The concert opened with new music by young composers Angélica Negrón and Michelle Lou. Both notably accomplished for their young age, they brought meaningful contributions to the program. First was Drawings for Meyoko by Negrón, a piece was written for a small ensemble of flute, viola, and harp with electronics. At times it faintly resembled a Debussy-meets-Sufjan-Stevens-esque quality, as the music charted through a magnificent dreamscape. The three players from Hotel Elefant performed with playful dialogue between electronic and acoustic forces of the room using both recorded and live amplified sounds to fill out the timbre of the ensemble. Negrón’s score calls for the players to begin and end the work by blending their own voices with the crumpling of plastic bags, making for a blissful and organic atmosphere.
Following that was paralipomena (Greek for “things omitted from a text”) from Michelle Lou, a 2012 Finale National Contest finalist. Lou, also a bassist in Hotel Elefant, wrote the work as a companion piece for Luigi Dallapiccola’s Piccola musica notturna. Originally commissioned by San Francisco Contemporary Music Players and using the same instrumentation as Dallapiccola, Lou’s work reflected on the dark imagery of poet Antonio Machado, filling in Dallapiccola’s “omissions” with extended techniques and long timbral explorations. The ensemble played the work precisely under the baton of Meg Zervoulis, but it felt as if it were missing something without being performed in conjunction with Dallapiccola’s work.
All three composers on the program were in attendance at the concert. Sandwiched between an intermission and a two of his works was a brief interview session with Michael Gordon. Gordon gave the audience some insight into his composition process, including notes on the kind of diet it takes to compose his more “epic” pieces (brown rice for the longer ones and candy bars for the shorter ones).
Both of Gordon’s works, for Madeline and The Sad Park, were wise choices for this program. Intimate and reflective, yet filled with energy and expansion. Gordon wrote for Madeline as a remembrance of his mother. It blends a small ensemble against a distorted electric guitar using a slide. At times the guitar tended to drown out the rest of the ensemble with white noise, but when there was balance, the drones and beautiful timbre evoked a powerful meditative state.

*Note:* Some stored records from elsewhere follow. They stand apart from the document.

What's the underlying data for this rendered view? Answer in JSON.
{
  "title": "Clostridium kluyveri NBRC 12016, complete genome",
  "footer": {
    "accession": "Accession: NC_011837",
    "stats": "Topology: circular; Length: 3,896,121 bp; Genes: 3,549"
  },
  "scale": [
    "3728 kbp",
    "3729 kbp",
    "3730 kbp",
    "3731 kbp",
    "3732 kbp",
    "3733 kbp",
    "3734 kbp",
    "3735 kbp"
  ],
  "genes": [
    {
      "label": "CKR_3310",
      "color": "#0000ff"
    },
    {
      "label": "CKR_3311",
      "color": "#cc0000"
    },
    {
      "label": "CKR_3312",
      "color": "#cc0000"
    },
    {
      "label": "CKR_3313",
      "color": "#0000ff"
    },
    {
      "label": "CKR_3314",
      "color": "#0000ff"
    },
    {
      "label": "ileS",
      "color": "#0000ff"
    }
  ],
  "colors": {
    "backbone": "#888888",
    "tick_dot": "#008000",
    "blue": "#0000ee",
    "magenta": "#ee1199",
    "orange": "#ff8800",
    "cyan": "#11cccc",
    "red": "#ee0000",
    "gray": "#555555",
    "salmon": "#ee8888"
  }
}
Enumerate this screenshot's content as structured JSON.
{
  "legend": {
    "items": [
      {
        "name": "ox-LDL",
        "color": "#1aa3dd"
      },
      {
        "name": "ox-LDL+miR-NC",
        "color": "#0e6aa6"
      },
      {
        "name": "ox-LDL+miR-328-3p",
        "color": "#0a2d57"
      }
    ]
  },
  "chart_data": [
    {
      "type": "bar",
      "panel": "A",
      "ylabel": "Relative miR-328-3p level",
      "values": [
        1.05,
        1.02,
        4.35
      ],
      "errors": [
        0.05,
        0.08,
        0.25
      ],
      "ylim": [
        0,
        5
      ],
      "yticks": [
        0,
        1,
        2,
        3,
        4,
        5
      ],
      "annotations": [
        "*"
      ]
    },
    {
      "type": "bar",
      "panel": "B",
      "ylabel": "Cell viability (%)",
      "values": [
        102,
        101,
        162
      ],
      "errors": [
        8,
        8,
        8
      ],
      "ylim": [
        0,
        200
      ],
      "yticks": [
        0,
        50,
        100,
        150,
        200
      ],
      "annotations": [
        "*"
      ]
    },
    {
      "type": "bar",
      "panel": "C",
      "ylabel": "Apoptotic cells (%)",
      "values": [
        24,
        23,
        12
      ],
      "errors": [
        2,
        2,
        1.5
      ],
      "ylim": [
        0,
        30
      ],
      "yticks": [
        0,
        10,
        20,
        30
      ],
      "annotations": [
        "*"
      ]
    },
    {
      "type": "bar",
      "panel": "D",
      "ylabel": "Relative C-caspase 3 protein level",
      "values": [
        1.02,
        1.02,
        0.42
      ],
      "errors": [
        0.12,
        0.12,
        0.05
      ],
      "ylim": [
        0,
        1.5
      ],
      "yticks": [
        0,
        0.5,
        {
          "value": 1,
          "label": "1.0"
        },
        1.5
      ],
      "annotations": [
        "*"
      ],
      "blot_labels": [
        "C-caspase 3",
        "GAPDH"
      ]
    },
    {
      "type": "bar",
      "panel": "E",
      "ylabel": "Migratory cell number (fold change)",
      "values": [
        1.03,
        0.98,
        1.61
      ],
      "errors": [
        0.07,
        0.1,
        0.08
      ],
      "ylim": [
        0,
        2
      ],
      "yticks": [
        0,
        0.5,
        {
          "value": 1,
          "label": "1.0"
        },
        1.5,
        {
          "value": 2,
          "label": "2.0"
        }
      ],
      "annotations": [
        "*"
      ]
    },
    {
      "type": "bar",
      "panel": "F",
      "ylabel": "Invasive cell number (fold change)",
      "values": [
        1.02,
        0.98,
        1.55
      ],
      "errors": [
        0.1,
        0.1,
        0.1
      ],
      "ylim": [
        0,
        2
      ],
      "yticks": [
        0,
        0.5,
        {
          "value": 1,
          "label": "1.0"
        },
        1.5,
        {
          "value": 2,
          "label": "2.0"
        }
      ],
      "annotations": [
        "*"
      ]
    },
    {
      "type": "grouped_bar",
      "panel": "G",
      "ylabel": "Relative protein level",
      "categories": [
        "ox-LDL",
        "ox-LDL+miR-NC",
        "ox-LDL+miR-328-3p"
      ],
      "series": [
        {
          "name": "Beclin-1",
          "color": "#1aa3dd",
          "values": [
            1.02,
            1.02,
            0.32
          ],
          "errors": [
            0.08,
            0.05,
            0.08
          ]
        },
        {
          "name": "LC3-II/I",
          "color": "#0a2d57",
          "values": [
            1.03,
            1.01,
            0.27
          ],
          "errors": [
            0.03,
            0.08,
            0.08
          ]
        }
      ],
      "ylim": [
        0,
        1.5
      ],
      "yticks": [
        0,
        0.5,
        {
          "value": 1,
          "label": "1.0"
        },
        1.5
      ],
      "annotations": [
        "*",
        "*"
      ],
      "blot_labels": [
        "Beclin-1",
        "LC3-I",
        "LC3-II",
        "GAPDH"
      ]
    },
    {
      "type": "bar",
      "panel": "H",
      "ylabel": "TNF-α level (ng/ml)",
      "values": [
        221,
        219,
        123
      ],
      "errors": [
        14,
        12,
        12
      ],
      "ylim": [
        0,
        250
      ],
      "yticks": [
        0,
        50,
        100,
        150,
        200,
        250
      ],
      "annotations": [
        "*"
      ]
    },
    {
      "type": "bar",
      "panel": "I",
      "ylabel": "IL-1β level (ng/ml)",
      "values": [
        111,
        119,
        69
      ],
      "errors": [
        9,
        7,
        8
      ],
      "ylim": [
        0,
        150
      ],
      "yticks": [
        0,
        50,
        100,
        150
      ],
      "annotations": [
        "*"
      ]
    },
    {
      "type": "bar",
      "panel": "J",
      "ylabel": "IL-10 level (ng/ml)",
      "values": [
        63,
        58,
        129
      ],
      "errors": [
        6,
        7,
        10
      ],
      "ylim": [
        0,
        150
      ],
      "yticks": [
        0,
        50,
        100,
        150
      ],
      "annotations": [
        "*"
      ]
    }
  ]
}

The Sad Park was equally exhilarating. An amplified string quartet played this work, along with pre-recorded tapes of children explaining their own personal experiences of witnessing the horrific events of September 11, 2001. The tapes, recorded by their teacher at the time, were manipulated, distorted, and augmented across the four parts of the piece. Gordon dissects and focuses on the acoustic properties of the children’s voices, which at times had musical qualities unto themselves.
Michael Gordon is a composer who may not be as widely known as he should be. His music is filled with the life and energy in a diversity of genres. Yet, it is hard to pin down his style. With credentials that include being a founding member of Bang On A Can, Gordon has established a strong and unique voice within contemporary chamber music. Likewise, Hotel Elefant seems to be carving out their own niche, combining style, versatility, and quality of performance. They are well on their way to becoming a resounding force in the new music world.